Monday, August 16, 2010

Latest Media Excuse for Ground Zero Mosque: Hey, You Can Buy Beer, Pizza and Shampoo in the Same Neighborhood!

The embarrassing effort by the New York Daily News to support the abomination near Ground Zero continues. The drivel we noted here yesterday was absurd enough. Today they take the great leap forward and ask why it's so bad to build the Victory Mosque when at the same time nobody much seems to mind that you can buy beer and pizza in the same area and--gasp!--even see strippers and buy porn!
Opponents of a proposed lower Manhattan mosque and community center speak in hushed tones about the sanctity of the "shadow of Ground Zero."

Tell that to the patrons of the Pussycat Lounge, a strip club where a photo of a nearly naked woman marks its location just two blocks from where the World Trade Center stood.

Or the Thunder Lingerie and peep show next door, where the marquee sports an American flag above a window display of sex toys and something called a "power pump."

Many come to the scene of the worst terrorist attack on American soil to pay tribute to pain and unspeakable tragedy. They're welcomed by solemn memorials and a visitors center amid the noise of reconstruction.

If they're so inclined, they can also buy porn, play the ponies and take care of all manner of personal business within steps of the former World Trade Center.
It's funny, but I don't ever recall the Daily News leading a crusade against porn shops and strip joints before or after 9/11, especially considering the neighborhood was littered with them for years. Having attended enough stag parties in my day--including my own--I have some vivid memories.
In a walk of the streets within three blocks of Ground Zero, the Daily News counted 17 pizza shops, 18 bank branches, 11 bars, 10 shoe stores and 17 separate salons where a girl can get her lady parts groomed.
Obviously those businesses are there for a reason: To sell products and services, and apparently they're doing just that since they're still in business.

Building a 13-story mosque to declare victory over America doesn't equate from this vantage point.

Rush Limbaugh made an excellent point today. He noted correctly the same people who support this outrage are also the people who would be up in arms if Wal-Mart announced plans to build a store in Manhattan, where currently zero Wal-Marts exist.
There are at least 10 churches in lower Manhattan south of Canal St., three synagogues, one Buddhist community center and a Hare Krishna facility. There's also a Muslim prayerhouse that, on its website, denies any connection to "any other organization trying to build anything new in the area of downtown Manhattan."
You know it's not a good idea if the other mosque in town wants no part of this.
It may be sacred ground, but the streets surrounding Ground Zero are also a place where New Yorkers work, eat and buy shampoo.
Whoa! They can buy shampoo in Lower Manhattan now? I was wondering why all those strippers and pizzamen had such lush, shiny hair.
It's one thing to see liquor stores in a neighborhood trying to return to normalcy - there are at least three - but critics say it's entirely another to talk about a mega-mosque.
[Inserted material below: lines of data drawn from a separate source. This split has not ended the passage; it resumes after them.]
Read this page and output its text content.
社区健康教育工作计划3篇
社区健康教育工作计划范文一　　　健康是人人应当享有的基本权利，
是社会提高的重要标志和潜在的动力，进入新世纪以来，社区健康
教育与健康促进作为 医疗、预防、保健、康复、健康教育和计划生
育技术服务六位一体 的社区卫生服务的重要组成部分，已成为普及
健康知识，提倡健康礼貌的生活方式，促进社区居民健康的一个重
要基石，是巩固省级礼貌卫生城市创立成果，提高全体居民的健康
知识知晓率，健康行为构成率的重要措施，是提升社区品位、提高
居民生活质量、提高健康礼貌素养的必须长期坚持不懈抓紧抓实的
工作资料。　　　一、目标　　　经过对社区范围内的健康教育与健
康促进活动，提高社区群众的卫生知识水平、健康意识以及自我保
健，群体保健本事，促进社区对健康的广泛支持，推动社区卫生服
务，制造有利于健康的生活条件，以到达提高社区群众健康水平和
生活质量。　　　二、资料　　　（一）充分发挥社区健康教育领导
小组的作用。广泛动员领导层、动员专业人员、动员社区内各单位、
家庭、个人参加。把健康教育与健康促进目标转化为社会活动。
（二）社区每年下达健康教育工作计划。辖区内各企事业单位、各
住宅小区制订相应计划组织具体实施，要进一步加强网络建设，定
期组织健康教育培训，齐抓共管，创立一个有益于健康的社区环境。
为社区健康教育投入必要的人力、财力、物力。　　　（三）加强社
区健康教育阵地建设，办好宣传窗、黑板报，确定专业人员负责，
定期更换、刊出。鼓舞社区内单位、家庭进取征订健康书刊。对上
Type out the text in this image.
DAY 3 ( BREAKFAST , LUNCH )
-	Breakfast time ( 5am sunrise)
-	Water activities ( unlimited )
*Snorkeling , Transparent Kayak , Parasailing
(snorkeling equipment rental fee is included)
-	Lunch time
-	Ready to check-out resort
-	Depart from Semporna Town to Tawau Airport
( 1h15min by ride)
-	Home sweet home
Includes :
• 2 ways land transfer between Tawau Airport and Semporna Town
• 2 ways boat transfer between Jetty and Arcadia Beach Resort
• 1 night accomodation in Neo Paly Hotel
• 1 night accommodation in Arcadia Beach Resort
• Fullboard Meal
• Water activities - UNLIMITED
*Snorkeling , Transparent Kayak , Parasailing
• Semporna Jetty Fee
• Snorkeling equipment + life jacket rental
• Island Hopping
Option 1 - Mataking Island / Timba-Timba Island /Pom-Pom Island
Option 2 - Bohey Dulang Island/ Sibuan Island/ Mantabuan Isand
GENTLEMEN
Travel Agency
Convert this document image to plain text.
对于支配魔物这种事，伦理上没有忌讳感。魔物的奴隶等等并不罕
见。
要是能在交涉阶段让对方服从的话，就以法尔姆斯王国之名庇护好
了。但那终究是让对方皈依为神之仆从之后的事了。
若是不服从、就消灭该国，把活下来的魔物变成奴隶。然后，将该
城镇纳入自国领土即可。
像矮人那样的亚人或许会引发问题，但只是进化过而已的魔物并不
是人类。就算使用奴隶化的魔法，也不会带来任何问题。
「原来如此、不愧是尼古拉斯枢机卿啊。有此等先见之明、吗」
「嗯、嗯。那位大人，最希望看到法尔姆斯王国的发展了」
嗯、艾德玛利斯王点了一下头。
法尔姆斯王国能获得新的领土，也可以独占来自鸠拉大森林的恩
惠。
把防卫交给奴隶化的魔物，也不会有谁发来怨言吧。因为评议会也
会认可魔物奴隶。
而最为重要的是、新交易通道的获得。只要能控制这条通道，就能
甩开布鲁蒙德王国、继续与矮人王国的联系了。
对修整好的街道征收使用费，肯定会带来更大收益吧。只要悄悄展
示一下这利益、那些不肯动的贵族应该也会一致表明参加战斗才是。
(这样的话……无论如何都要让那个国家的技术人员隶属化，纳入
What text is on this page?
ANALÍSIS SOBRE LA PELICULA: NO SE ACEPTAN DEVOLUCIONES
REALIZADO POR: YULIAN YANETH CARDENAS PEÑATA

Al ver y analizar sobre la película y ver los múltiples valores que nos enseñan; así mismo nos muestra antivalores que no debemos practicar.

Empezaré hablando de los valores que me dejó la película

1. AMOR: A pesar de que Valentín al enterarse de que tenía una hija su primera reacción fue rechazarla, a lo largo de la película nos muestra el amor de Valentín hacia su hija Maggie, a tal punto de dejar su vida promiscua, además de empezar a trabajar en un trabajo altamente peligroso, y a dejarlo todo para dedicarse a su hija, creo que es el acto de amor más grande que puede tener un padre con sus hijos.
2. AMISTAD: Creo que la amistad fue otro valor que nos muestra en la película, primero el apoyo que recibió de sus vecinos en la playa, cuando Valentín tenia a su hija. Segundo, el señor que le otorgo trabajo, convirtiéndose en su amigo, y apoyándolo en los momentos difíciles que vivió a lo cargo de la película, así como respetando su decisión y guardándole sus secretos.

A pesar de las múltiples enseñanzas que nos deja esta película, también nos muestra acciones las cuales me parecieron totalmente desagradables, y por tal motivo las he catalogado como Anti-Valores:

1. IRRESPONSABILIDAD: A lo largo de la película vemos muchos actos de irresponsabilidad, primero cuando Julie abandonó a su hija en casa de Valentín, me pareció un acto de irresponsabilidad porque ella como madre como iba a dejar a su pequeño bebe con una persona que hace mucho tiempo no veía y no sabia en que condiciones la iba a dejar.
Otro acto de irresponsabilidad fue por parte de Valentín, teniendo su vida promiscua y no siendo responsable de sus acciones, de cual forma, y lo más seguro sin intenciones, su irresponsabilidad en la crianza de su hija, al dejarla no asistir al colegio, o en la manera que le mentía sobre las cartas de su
"A 13-story, $100 million structure stands out as something that can be opposed," said Rep. Pete King (R-L.I.).

He says the mosque planners should sit down with the families of 9/11 victims to find a more appropriate location and suggested that conversation could kick-start a larger discussion about what belongs in the area and what doesn't.

King says zoning laws could be used to clean up lower Manhattan the way they were once used to attack smut in Times Square.

"There are limits to what you can be opposing just as a practical matter," King said, but he added, "Tomorrow, if some guy were to build some eight-story strip club a block away, we would do what we'd have to do."
I know what I'd do. Make plans to visit the eight-story strip emporium.